Originally Posted by *casina*
our thoughts create our reality. not just our core beliefs, but what we think about in frequency will manifest themselves.

That's exactly what I'm reading about. I'm on my third reading of "The Nature of Personal Reality" ironically it means different things to me each time I read it! But yeah, it asserts that your thoughts literally have energy that takes a physical form if you focus your thoughts on it, whether you meant to or not.

*sigh* what a lot of work I have to do! Is what I'm thinking this time as I read through it.

Ah well, I am going to stop here since I'm too tired to philosophize further and just send some positivity and groovy vibes out to all you mamas...


----------



## eilonwy (Apr 3, 2003)

We're having long days over here. It's almost 2am and this is the first I've been online all day! :LOL I suppose it's good for me not to spend all my time in front of the computer. :LOL

I hope everyone sick is feeling better soon. I was sick in the middle of the night last night, and that sucked, and I've got a huge hole in one of my teeth but no dentist and that sucks more, but other than that I think I'm ok.







We're all gonna live, I suppose! :LOL

Fern--







Welfare is a real PITA to deal with. I had a guy make some really rude comments to me, and the way he talked he obviously had no idea that he was saying anything offensive. 45 minutes in there is like a whole day in hell.


----------



## MamaFern (Dec 13, 2003)

today has been crazy. we had a garage sale all day.. i did pretty good.. but it was draining. i tried to make a nice dinner but i over cooked everything by accidnt and elwynn wouldnt eat a bite except to spit it all out again. its sooo frustrating! he hasn't wanted to eat anything lately. i just dont know what to do. he loves goats milk in a bottle and breast milk.. thats pretty much it.
i started to give him a bottle a while ago before bed so he would sleep through the night and now he asks for one all the time.. i give in because at least he's getting something. its organic and really high in fat.. but can a two year old live on that? i dont know. i just dont know. i seriously could count the things he will eat on two hands. pickles.vitamins.goats milk. boob.water.apples.toast.and anything with sugar







its starting to make me feel like im the worst mother in the world.


----------



## tea olive (Apr 15, 2002)

yes, he can live on that. think of the seasons and how much little fresh stuff there would be available to eat right now where you are. i have to remember to try to think of food in longer time periods instead of the government imposed daily recommended tables.
if it makes you feel better, i have a friend who's eldest, now eight, after weaning, would only eat one type of dish unless he happenned to be in a different place and do so for six month periods or more. it was pretty crazy.

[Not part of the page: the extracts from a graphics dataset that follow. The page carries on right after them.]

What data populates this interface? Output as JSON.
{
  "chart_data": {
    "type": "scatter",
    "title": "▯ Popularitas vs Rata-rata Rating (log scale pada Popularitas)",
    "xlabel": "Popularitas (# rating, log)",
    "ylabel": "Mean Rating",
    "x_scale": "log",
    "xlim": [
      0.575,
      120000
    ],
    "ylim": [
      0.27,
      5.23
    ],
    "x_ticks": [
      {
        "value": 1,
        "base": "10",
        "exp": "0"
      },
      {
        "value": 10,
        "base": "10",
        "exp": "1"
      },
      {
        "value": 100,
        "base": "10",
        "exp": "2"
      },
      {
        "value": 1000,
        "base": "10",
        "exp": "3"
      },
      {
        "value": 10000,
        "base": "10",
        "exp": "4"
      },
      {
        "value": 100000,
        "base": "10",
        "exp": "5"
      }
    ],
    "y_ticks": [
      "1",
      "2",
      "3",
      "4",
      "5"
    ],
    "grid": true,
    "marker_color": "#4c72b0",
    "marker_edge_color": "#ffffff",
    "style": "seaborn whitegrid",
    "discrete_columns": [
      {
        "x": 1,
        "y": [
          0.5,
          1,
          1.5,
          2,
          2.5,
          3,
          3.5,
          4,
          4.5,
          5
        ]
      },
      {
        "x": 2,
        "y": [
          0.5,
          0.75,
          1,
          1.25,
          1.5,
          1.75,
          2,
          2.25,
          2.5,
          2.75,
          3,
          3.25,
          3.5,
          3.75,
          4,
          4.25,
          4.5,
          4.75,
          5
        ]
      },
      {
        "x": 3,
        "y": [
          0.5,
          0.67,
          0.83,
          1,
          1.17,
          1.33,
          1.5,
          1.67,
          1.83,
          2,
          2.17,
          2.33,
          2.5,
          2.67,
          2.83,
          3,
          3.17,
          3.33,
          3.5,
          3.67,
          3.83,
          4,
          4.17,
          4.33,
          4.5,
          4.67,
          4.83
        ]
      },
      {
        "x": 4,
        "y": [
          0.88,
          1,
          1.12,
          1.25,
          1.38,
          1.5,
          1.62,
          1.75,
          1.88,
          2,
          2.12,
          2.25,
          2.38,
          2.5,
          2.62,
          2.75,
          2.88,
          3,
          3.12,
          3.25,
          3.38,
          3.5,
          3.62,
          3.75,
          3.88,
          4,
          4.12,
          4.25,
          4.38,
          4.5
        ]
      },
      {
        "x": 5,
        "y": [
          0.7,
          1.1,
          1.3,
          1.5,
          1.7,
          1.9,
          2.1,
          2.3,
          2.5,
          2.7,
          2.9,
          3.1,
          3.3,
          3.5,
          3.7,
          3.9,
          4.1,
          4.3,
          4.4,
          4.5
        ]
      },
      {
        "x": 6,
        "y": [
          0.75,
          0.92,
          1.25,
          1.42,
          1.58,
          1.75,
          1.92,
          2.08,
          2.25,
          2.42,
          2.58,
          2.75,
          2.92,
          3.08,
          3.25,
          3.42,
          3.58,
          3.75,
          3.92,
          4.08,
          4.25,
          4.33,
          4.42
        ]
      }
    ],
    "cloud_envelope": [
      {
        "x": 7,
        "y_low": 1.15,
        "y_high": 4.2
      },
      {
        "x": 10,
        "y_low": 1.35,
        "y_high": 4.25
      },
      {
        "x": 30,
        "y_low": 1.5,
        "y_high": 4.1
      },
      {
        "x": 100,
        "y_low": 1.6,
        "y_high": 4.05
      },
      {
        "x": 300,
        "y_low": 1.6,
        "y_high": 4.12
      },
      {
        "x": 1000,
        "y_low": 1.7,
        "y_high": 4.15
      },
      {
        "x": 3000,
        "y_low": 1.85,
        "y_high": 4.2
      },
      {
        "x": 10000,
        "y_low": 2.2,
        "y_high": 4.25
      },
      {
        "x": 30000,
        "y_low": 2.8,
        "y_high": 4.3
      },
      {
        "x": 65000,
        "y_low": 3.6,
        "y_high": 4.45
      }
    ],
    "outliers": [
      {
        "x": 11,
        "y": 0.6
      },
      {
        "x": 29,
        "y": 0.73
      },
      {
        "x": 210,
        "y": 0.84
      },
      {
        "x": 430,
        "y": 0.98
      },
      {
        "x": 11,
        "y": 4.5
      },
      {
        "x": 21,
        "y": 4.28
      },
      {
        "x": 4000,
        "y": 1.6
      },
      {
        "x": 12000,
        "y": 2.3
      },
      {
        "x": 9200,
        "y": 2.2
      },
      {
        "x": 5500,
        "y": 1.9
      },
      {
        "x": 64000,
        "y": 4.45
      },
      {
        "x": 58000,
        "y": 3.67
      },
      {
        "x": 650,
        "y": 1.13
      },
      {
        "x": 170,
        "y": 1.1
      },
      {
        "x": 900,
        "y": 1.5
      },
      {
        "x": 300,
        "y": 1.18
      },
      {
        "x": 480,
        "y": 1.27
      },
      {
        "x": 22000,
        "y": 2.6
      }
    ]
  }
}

sometimes i can find things that i normally had never considered buying regularly that my kids will gladly eat. frozen blueberries and peas. dried mango and pistachios. for some kids it is also a convenience and texture issue. by convenience i mean that messiness and mamma's reaction to messiness are a factor, and his ability to help himself depending on motor skills.

elwynn's diet sounds really normal from my experience and exposure to kids especially in this age group. fern, just feel very glad that you are nursing him and trust that aspect. get a multivitamin if that will make you feel better.


----------



## tea olive (Apr 15, 2002)

so i've calmed down about dh. i started being nice and he is too. i am not giving my stay home position just cause he wants it however. i am tierd and bored from my weakened body and frustrated my garden is overdue.

velcromom, changing how i think has been a long process of tweaking habits depending on my energy. it will be a lifetime change. main points i have found important is to check the subconscious undercurrent, and also practice quieting that. it also means i have to watch my input. me getting sick is greatly due to my stress and having too much going on especially icky stuff that doesn't directly affect me that i allowed into my system. i can only worry about so many things going on, and this means i do not pay attention to news and have to be careful about marginal friends and gossip. i don't even look around mothering boards much.

another thing vital is that our bodies and the universe respond normally only to positive statements. the negative, very predominant in our language and culture, has much to do with why things are awry. my simplest example is from a parenting book i like recommending, easy to love difficult to discipline by becky bailey. she describes in better detail, how if one declares, "i am not eating sugar" your body cues on eating sugar and begins to anticipate it and makes it difficult to resist sugar that day.
better off with.....i am eating whole foods......


----------



## MamaFern (Dec 13, 2003)

i got a new multi.vit. for him..i spent more than 10$ and he wont eat them.. i guess ill go back to the other ones...

its just that i really want him to gain even half a pound.. i get so scared that something isnt right because he is sooo small.. i cant make myself to take him to the doctor because i was so severely traumatized by them when i was a child..

i know in my heart that he is smart and lively, but tonight i got this sooo sad feeling. i dont know if im just down or if it has to do with him. and when i was feeling the saddest he came into the room and gave me this goofy face and then ran off again pulling the door closed behind him.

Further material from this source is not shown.